Sheffield’s Daniel Thorpe (113 defeats) agreed. “The money’s great for journeymen boxers,” he said, “but it can be tough mentally.”
I spent many nights thinking about that dichotomy and how it reflects so much about sport in the modern world – money, or passion? Then in March 2017, Bheki Moyo posted a message on Facebook. ‘I see a world heading in
the wrong direction…I have to sleep now. I love you all.’
The police found his body in a park later that night. Local news reported problems with the home office, even a possible deportation, but no-one really knew what made him do it.

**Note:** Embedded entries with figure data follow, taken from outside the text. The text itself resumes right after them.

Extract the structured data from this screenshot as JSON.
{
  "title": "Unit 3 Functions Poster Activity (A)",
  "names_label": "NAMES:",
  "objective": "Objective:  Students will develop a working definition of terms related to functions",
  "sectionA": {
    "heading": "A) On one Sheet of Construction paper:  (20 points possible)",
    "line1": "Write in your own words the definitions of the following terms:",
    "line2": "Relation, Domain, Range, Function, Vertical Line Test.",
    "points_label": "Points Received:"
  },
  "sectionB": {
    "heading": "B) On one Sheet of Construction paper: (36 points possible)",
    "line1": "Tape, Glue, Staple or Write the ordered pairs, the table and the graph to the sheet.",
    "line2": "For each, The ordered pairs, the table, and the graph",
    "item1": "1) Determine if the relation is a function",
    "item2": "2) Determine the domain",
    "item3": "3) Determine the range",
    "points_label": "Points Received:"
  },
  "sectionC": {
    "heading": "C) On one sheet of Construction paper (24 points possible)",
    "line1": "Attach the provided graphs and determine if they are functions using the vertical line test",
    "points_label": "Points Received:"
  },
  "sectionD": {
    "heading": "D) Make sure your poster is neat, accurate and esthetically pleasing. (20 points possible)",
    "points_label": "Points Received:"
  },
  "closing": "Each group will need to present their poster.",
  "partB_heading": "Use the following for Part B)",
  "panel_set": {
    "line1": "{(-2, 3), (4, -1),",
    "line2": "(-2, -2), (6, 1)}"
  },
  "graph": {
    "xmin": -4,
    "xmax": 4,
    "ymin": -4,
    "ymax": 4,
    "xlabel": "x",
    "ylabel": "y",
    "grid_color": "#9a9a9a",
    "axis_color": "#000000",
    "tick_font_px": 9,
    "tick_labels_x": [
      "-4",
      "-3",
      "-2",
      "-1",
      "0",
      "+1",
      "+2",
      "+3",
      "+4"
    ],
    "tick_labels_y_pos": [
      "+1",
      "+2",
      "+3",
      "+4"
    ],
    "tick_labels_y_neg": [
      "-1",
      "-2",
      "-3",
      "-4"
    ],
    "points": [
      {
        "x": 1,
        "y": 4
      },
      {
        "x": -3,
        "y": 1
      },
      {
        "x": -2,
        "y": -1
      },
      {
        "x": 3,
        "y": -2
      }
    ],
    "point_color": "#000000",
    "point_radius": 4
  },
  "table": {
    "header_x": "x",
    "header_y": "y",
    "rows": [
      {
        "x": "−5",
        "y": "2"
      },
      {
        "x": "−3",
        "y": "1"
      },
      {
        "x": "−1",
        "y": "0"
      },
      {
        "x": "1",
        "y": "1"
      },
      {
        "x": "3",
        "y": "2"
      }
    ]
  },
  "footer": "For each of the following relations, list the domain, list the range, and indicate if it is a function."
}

Choosing to Lose As A Journeyman Boxer
I still often think of Bheki Moyo, the pro who never won a fight. I remember his eloquence, his unique take on the sport he once loved, all his talk of injustice, and those slightly shaky hands.
The conversation around mental health in boxing has grown in recent years. Even fighters with solid defences, who avoid serious injury, will suffer multiple ‘sub-concussive traumas’ and these can have a creeping effect. As research develops, it is natural that the spotlight will fall on those who box often and over long periods of time.
While this process evolves, it might be nice if more fans appreciated what journeyman do, along with the incredible physical and mental pressures it entails. Perhaps if they did, they wouldn’t be so harsh.
When I think back to the journeymen bowers I met, the choices they had to make, the stresses they faced and all the contempt they endured, I have nothing but respect for them.
They perform probably the most gruelling role in professional sport.